Helsingin Sanomat on Tuesday reported that employers are concerned that the lengthy permit procedures will inhibit their ability to recruit skilled labour once economies around the world begin breaking free from the shackles imposed by the coronavirus pandemic.
Milka Kortet, a senior expert at Technology Finland, described the work permit process to the newspaper as “extremely bad”, saying practically all facets of it have room for improvement.
“The fault doesn’t lie only with the Finnish Immigration Service (Migri),” she underlined. “They have a lot of short-term employment relationships due to their human resources situation. If someone leaves or they get more resources, recruiting people to expert positions doesn’t happen at the flick of a switch.”

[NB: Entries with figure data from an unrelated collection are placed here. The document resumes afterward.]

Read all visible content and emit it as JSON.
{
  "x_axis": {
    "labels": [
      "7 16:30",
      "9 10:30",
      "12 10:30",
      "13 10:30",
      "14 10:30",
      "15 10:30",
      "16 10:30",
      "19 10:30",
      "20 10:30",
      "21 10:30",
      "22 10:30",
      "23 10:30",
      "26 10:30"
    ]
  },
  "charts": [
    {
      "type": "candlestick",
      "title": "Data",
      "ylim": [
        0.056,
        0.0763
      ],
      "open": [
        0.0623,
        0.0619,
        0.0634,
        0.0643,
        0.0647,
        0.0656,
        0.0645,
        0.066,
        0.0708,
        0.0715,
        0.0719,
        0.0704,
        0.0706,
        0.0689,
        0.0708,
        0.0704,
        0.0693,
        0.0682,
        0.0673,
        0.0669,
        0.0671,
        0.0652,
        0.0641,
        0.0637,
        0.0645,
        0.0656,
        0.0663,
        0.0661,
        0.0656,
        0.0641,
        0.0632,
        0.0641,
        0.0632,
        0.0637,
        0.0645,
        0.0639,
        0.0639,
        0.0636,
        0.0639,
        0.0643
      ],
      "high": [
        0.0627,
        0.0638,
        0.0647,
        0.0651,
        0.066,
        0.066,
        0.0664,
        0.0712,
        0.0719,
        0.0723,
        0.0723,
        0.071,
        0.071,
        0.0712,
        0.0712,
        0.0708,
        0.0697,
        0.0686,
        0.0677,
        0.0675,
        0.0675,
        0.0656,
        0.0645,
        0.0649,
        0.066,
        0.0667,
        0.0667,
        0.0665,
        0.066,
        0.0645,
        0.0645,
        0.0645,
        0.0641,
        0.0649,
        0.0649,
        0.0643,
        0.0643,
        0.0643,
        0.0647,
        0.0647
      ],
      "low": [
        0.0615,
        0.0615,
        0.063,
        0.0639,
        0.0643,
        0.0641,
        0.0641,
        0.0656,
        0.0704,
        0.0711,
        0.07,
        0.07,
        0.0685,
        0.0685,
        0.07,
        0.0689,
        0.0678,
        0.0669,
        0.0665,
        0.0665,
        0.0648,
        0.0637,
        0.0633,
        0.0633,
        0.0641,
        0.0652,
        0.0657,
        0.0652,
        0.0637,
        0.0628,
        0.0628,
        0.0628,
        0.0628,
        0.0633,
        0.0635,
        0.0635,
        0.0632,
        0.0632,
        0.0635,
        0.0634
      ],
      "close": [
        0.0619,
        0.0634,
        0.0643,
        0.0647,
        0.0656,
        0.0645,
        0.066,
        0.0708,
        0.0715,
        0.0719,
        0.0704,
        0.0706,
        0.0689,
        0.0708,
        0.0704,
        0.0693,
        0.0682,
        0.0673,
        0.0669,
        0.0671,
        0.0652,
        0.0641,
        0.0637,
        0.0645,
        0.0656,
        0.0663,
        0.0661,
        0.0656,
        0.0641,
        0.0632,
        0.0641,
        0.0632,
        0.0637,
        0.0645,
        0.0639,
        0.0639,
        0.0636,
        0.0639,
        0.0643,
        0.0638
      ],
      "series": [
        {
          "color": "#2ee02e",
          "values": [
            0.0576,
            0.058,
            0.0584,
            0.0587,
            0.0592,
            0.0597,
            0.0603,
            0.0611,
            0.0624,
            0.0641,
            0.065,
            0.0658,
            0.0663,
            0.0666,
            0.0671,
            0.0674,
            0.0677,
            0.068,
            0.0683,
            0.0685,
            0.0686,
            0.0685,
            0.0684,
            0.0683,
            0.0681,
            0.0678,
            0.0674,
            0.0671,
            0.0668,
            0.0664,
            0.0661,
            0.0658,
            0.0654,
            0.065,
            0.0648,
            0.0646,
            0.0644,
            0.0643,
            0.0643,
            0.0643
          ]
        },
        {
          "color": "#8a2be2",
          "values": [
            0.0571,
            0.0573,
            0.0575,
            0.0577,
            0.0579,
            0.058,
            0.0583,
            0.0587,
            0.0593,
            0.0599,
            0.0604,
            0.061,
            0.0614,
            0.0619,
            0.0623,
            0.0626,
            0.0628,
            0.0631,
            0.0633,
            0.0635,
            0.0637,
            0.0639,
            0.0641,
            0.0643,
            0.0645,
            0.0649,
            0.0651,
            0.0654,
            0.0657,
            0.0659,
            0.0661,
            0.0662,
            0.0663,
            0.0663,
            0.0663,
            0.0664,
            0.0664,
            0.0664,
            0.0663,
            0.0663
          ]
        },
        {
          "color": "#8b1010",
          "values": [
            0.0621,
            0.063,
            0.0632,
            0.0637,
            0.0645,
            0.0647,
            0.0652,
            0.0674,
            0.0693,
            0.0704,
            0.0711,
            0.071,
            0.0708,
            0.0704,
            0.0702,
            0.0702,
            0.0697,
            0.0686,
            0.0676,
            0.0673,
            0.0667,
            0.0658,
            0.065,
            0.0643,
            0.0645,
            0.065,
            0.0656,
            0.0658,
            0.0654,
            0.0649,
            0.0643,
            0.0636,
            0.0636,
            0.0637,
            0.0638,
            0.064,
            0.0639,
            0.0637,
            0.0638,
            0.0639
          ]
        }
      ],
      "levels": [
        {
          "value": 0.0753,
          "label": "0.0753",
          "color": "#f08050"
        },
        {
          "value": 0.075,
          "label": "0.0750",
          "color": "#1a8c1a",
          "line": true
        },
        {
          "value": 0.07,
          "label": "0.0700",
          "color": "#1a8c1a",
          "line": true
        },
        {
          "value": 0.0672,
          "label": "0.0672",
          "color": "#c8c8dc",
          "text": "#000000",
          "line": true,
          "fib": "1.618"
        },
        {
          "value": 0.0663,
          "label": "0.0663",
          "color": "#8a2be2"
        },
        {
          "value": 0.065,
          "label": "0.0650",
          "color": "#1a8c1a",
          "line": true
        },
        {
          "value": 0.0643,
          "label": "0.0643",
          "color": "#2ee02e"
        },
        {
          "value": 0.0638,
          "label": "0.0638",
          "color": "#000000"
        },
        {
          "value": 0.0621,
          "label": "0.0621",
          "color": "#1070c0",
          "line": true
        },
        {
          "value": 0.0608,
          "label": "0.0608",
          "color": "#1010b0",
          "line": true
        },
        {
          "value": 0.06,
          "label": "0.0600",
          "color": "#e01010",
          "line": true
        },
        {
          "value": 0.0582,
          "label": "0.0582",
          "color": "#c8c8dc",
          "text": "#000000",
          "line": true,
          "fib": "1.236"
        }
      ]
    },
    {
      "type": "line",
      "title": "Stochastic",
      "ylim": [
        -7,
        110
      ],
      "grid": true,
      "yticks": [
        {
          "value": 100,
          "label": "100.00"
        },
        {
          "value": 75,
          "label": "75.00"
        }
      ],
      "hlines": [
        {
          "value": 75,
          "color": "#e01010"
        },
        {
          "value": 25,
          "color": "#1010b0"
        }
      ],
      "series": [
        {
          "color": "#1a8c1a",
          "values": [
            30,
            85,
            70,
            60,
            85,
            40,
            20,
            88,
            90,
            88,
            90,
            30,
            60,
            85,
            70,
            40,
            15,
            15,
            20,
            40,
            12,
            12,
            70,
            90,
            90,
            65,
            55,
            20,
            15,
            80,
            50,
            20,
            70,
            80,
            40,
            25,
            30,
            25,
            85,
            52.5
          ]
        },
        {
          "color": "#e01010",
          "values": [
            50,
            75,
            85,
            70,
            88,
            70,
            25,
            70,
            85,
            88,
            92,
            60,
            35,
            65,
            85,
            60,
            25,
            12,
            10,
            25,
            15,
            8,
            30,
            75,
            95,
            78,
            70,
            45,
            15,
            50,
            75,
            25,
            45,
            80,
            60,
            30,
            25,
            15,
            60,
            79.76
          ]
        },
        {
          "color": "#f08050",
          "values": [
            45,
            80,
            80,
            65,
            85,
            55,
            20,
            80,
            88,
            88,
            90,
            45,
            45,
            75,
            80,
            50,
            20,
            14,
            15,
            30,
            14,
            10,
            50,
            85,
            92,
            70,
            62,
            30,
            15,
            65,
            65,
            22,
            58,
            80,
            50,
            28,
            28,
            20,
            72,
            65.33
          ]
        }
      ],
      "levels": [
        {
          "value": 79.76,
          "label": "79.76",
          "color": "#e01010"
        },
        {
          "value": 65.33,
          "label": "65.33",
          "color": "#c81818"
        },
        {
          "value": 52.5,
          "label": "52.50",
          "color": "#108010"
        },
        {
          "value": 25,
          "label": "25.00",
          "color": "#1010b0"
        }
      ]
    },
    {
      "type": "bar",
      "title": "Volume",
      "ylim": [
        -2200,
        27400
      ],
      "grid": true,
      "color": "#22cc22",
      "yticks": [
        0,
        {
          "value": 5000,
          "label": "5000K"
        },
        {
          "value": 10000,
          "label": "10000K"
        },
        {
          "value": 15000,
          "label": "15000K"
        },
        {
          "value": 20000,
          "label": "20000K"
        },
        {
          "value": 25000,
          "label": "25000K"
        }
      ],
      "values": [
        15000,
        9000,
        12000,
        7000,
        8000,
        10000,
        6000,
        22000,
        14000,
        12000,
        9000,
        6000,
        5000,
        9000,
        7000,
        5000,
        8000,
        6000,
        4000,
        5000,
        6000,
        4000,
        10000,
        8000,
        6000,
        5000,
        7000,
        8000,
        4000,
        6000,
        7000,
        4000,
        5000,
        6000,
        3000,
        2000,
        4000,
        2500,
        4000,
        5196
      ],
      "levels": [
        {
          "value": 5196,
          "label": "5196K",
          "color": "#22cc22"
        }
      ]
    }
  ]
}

Her assessment was echoed by Taina Susiluoto, a director at the Confederation of Finnish Industries (EK). Both Migri and the Ministry for Foreign Affairs, she viewed, may not have the resources to respond to a possible spike in work permit applications brought on by the looming exit from the pandemic.
“The situation won’t become any easier as the vaccination coverage increases, restrictions are relaxed and companies have to kick-start growth quickly and acquire skilled employees. That’s naturally when the permit applications will really start coming,” she said.
EK believes the Finnish government should allocate 30 million euros in its framework session for recruitment at Migri and the Ministry for Foreign Affairs. An additional 20 million euros should be set aside from funding received from the EU’s recovery facility for developing automatic permit processing at Migri.
Both EK and Technology Finland also lauded Migri for the progress it has made in clearing the backlog since last autumn.
Jaska Tuominen, the manager of human resources at Okmetic, stated to Helsingin Sanomat that despite the positive development, the work permit process looks as if it was designed from the viewpoint of authorities rather than applicants.
It simply remains too painstaking given the global competition for experts.
“We can’t necessarily compete with wages, so we’d have to do other things very well to make sure we’re competitive. Those who are quick usually snap up the skilled people in recruitment. And once a decision to move with the whole family has been made, it’s terribly difficult to turn it in another direction,” he explained to the newspaper.
The majority of first permit applications from special experts are presently processed in at most three weeks, said Pauliina Helminen, the director of permit and nationality unit at Migri. The total processing time for the residence permit applications of employees is typically two to three months.
Although Migri has increased automation in its processes, human resources are still needed.
“In budget and financial discussions, it seems that our resources will be cut by quite a lot in the coming years,” she said to Helsingin Sanomat. “It’s not enough that we can momentarily get something to work well and quickly, but we have to be able to maintain the quick and smooth processes. It’ll also require that we have sufficient resources here at the office.”